First of all i didn't take this mouse for mouse pointing or cursoring , I take this for gaming only in BTW can u tell me which mouse r u currently using its  *USB* mouse or old backside *ball* mouse which is known to be  very heavy* ps2 *mouse.


----------



## harshatiyya (Mar 18, 2012)

take a look at steelseries kinzu. Flipkart.com: Steelseries KINZU Optical Mouse Pro Gaming Black: Mouse


----------



## abhidev (Mar 19, 2012)

harshatiyya said:


> take a look at steelseries kinzu. Flipkart.com: Steelseries KINZU Optical Mouse Pro Gaming Black: Mouse



is it better than razer deathadder?


----------



## harshatiyya (Mar 19, 2012)

@abhidev   DAdder has better looks and larger size than kinzu. but the functionality is pretty much identical. and costs LESS compared to DAdder.
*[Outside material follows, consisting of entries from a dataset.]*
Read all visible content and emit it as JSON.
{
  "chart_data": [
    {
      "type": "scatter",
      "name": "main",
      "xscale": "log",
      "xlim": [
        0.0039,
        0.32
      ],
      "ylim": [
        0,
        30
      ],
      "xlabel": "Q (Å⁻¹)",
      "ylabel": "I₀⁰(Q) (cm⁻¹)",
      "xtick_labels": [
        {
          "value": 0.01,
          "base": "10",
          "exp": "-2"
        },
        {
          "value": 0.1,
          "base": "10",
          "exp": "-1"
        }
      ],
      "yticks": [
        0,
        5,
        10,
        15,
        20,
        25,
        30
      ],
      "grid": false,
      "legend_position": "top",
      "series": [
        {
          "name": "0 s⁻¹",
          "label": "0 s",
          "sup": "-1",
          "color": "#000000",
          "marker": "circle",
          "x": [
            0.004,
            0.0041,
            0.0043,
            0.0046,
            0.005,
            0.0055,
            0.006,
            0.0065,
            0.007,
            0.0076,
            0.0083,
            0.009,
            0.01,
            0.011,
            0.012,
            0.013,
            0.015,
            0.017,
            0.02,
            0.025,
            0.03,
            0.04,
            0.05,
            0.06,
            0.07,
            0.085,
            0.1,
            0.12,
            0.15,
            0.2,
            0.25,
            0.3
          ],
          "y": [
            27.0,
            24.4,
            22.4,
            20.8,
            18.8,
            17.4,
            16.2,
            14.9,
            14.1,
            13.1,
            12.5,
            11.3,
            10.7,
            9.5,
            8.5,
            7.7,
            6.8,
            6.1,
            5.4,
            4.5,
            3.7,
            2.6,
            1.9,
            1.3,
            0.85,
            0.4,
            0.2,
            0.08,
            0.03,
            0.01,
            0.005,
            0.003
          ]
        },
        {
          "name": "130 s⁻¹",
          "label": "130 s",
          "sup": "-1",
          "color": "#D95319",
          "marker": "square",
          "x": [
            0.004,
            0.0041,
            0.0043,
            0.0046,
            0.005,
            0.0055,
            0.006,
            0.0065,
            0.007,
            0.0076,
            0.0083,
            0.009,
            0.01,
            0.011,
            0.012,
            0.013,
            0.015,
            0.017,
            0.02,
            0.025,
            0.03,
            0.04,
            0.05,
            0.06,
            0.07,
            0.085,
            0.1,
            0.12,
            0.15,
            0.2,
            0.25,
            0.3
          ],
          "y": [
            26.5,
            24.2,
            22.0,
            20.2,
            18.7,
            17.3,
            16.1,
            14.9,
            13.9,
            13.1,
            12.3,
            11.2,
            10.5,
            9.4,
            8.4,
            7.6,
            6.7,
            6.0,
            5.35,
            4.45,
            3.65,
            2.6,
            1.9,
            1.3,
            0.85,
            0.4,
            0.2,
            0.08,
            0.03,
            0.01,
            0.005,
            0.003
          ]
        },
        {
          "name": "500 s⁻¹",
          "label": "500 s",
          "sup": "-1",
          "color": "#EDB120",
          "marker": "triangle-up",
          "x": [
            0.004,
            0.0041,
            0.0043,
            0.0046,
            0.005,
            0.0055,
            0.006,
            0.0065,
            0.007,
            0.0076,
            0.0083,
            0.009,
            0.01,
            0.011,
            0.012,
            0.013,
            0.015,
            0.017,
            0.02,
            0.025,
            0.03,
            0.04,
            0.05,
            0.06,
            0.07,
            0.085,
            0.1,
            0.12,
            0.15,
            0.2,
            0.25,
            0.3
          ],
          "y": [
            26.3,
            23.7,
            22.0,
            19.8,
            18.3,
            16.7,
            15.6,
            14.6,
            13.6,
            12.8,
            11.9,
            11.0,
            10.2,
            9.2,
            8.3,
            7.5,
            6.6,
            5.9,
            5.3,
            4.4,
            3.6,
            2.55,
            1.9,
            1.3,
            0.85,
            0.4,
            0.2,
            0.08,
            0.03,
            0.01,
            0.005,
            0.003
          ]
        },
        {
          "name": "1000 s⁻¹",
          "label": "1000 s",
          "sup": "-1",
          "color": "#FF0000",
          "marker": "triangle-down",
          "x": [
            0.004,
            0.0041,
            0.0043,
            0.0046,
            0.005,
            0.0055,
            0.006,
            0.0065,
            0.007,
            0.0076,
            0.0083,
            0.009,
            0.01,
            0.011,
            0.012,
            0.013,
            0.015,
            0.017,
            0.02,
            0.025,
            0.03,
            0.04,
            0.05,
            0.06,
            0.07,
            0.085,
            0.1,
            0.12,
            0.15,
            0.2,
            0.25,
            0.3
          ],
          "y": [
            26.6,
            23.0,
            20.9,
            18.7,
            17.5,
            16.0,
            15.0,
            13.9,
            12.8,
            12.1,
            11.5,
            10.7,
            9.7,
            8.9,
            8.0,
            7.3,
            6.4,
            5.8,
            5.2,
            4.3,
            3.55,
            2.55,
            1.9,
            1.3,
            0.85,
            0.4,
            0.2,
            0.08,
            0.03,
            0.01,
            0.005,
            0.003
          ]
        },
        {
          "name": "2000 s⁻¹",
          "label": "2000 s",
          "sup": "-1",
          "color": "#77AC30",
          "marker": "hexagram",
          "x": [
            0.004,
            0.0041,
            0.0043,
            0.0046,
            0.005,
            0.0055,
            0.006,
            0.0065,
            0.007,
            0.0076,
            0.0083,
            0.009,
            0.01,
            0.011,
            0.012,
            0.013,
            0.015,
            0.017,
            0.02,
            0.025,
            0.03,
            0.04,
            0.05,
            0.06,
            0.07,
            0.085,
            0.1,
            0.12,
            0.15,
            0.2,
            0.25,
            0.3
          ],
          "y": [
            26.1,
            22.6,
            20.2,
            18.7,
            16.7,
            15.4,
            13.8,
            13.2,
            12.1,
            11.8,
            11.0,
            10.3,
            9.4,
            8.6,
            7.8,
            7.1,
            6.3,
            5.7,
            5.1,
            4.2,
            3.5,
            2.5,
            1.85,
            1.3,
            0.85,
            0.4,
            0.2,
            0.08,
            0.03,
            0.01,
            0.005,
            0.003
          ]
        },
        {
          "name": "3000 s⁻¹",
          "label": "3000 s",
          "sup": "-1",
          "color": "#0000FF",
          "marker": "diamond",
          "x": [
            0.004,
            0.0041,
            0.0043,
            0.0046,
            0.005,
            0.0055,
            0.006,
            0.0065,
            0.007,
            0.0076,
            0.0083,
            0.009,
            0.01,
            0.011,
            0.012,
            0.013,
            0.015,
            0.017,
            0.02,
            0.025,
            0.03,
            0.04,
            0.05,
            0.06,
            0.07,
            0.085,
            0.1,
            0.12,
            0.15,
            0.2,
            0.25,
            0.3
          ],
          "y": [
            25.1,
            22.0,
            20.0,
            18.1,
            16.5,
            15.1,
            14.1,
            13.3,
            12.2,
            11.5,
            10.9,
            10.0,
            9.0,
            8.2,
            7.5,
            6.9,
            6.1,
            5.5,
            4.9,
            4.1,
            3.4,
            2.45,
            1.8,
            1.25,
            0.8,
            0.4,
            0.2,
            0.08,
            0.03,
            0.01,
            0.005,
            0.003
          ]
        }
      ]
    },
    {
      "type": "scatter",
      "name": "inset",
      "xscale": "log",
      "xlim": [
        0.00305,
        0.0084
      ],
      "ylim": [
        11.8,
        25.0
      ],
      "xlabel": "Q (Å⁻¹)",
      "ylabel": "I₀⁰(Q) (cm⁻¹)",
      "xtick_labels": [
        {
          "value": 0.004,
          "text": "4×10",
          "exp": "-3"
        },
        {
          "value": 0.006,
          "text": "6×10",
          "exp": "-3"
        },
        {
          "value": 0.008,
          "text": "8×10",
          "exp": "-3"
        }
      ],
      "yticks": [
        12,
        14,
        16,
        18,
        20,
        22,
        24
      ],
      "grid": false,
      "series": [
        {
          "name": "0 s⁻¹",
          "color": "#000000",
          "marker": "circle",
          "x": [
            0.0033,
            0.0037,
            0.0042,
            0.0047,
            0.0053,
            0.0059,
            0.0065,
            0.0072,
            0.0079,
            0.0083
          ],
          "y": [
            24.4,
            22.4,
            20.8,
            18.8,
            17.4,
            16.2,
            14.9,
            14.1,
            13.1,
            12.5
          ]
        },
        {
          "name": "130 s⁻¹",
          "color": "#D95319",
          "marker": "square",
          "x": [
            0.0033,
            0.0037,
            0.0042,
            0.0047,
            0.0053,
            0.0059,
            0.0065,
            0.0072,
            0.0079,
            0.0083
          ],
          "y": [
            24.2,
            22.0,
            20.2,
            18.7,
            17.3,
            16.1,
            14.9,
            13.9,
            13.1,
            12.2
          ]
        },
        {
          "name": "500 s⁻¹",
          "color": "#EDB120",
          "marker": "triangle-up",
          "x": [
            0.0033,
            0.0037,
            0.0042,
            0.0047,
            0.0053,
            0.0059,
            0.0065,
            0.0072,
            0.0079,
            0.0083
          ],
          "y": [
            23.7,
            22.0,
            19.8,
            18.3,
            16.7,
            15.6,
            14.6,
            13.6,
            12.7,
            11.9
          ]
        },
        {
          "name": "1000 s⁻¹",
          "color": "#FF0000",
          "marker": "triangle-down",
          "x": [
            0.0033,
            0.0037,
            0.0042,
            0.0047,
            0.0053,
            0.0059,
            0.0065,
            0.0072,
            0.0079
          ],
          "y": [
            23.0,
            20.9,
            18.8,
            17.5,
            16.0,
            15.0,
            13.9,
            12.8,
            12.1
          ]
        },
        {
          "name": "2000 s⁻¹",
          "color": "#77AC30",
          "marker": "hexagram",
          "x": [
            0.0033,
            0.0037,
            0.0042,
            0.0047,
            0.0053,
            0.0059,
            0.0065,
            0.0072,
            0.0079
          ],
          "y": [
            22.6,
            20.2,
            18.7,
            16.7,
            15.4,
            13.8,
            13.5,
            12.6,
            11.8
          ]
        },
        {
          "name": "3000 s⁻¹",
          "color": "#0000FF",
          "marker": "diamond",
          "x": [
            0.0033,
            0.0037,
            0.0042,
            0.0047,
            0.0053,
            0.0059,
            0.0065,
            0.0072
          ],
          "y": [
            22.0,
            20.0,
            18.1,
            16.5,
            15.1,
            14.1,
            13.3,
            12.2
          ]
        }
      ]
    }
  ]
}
P.S. i am using it. its damn goood.  u can check the reviews.


----------



## Ishu Gupta (Mar 20, 2012)

I feel the opposite. Kinzu is much more comfy and looks _simpler_. But DA def has the better sensor. Kinzu jitters and has bad acceleration.

Many folks on international forum use the DA sensor inside a Kinzu's body. KinzuAdder.


----------